Waterloo's final days before bankruptcy were filled with nail-biting phone calls and the kind of stress most business leaders hope to never experience. But before sitting down with his top accountant for a lengthy interview to discuss the ordeal last week, LeBoutillier felt the need for a detour.

A hulk of a man whose day-to-day attire includes suspenders and the navy-blue work pants of a field laborer, LeBoutillier ventured to a large vegetable patch behind the Exton store. Elsewhere, a tour group from Canada was exploring the vast grounds.

"I grew up in the fields here," he said, standing in a 20,000-square-foot plot. Its earthy simplicity was in stark contrast to the $1,500 fountains and $5,000 patio sets inside the store a few hundred feet away.

The garden, he said, was born a few months before his mother's death. Cultivated each evening by him and fellow volunteers from a Bible study class he attends at Calvary Fellowship Church in Downingtown, it produces 800 pounds of vegetables a week for The Lord's Pantry, a nearby food bank.

"Look at those beans - aren't they something?" he said, admiring plants rising eight feet high. "That brings me a lot of peace. I don't know how I'd be dealing with all this if I didn't have something like that."

Waterloo's Chapter 11 filing in U.S. Bankruptcy Court in the Eastern District of Pennsylvania marked a stunning end to a glorious run of growth and distinction for a business founded in 1942 by the son of Italian immigrants, James Paolini.

Paolini's green thumb sprouted a gardening empire. In 1959, he opened nurseries about 15 miles away on what was then farmland in Exton to supply the Devon store with homegrown goods.

In 1972, Paolini sold the business to his daughter, Zelinda, and her husband, Roberts "Bo" LeBoutillier. What came next was head-spinning growth.

Gardening became a national craze, dovetailing with the development of the suburbs and exurbs. The boom in construction of large homes in Malvern, Paoli, Exton, and beyond, for example, was wonderful for Waterloo.

Customers eager to landscape McMansions, estates, or more simply spacious Colonial homes feasted on Waterloo's extravagant inventory of affordable ferns, $700 trees, or elaborate patio sets.

"At lunchtime, you'd walk through just to see what was new," said Jan Leaf, who browsed there 30 years ago during lunch breaks with coworkers while working at an office on Lancaster Avenue.

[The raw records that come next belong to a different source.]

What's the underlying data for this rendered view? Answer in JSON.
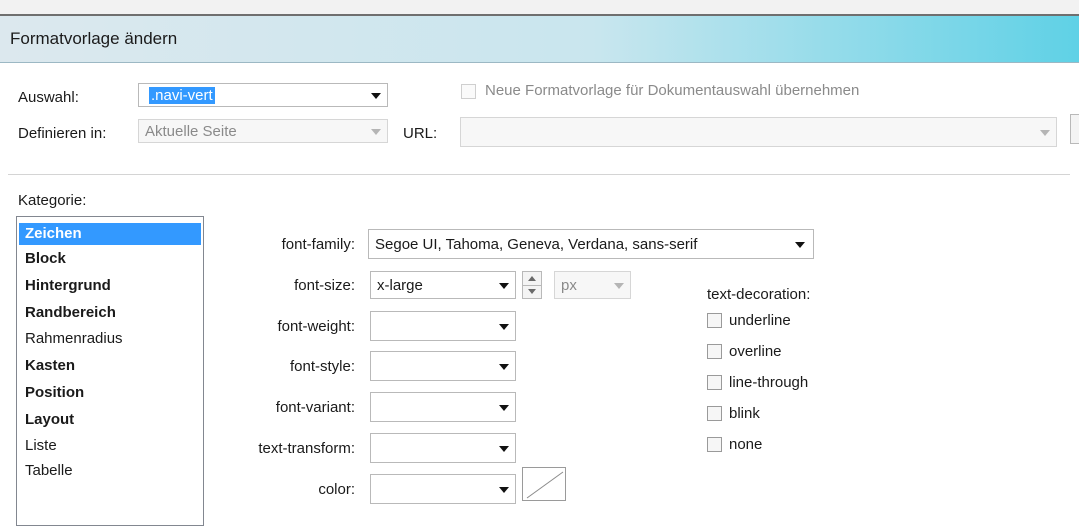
{
  "window": {
    "title": "Formatvorlage ändern"
  },
  "auswahl": {
    "label": "Auswahl:",
    "value": ".navi-vert"
  },
  "neue_formatvorlage": {
    "label": "Neue Formatvorlage für Dokumentauswahl übernehmen",
    "checked": false,
    "enabled": false
  },
  "definieren": {
    "label": "Definieren in:",
    "value": "Aktuelle Seite"
  },
  "url": {
    "label": "URL:",
    "value": ""
  },
  "kategorie": {
    "label": "Kategorie:",
    "items": [
      {
        "label": "Zeichen",
        "bold": true,
        "selected": true
      },
      {
        "label": "Block",
        "bold": true,
        "selected": false
      },
      {
        "label": "Hintergrund",
        "bold": true,
        "selected": false
      },
      {
        "label": "Randbereich",
        "bold": true,
        "selected": false
      },
      {
        "label": "Rahmenradius",
        "bold": false,
        "selected": false
      },
      {
        "label": "Kasten",
        "bold": true,
        "selected": false
      },
      {
        "label": "Position",
        "bold": true,
        "selected": false
      },
      {
        "label": "Layout",
        "bold": true,
        "selected": false
      },
      {
        "label": "Liste",
        "bold": false,
        "selected": false
      },
      {
        "label": "Tabelle",
        "bold": false,
        "selected": false
      }
    ]
  },
  "props": {
    "font_family": {
      "label": "font-family:",
      "value": "Segoe UI, Tahoma, Geneva, Verdana, sans-serif"
    },
    "font_size": {
      "label": "font-size:",
      "value": "x-large",
      "unit": "px"
    },
    "font_weight": {
      "label": "font-weight:",
      "value": ""
    },
    "font_style": {
      "label": "font-style:",
      "value": ""
    },
    "font_variant": {
      "label": "font-variant:",
      "value": ""
    },
    "text_transform": {
      "label": "text-transform:",
      "value": ""
    },
    "color": {
      "label": "color:",
      "value": ""
    }
  },
  "text_decoration": {
    "label": "text-decoration:",
    "options": [
      {
        "label": "underline",
        "checked": false
      },
      {
        "label": "overline",
        "checked": false
      },
      {
        "label": "line-through",
        "checked": false
      },
      {
        "label": "blink",
        "checked": false
      },
      {
        "label": "none",
        "checked": false
      }
    ]
  }
}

On weekends, the scene was a madhouse, particularly during spring and around the holidays, when Waterloo filled the store with elaborate seasonal displays.

"You had to get there early if you wanted a parking spot," said Leaf, who today is director of The Lord's Pantry, the very nonprofit that receives Waterloo's bounty of donated vegetables.

"Oh, you shop here?" LeBoutillier once heard a woman exclaim when she ran into an acquaintance at the Devon store. A long promenade of gilded gates evoked an aura and era of the landed gentry.

Customer demand was so high in the 1970s that the Exton nurseries opened to the public as a retail outlet.

There were bumps along the way, of course. In 1990, Paolini died at 83, unleashing a rancorous legal battle when, in his will, the horticultural patriarch left his daughter mere pennies in favor of his housekeeper. The family rift would play out in court for several years before fading away.

Business, however, stayed strong, even after Zelinda's husband died in 2001 at the age of 67.

"Sales were booming all through 2005, 2006, and 2007," said chief financial officer Gerald Monagle, who joined Waterloo about 21/2 years ago.

When he arrived, the former Charming Shoppes Inc. back-office man was impressed by the computerized inventory and customer-analysis systems at Waterloo. Those tools, however, had seldom been used to maximum effect.

The company had not investigated, for instance, how much excess inventory it had in stock, or what that needlessly cost in terms of cash flow.

"Waterloo was always built on selection and quality," LeBoutillier said. And so, having 20 times more than the needed number of pots on hand was viewed as an asset - something that set Waterloo apart from competitors such as Home Depot that came onto the scene with lower-priced wares and leaner selections.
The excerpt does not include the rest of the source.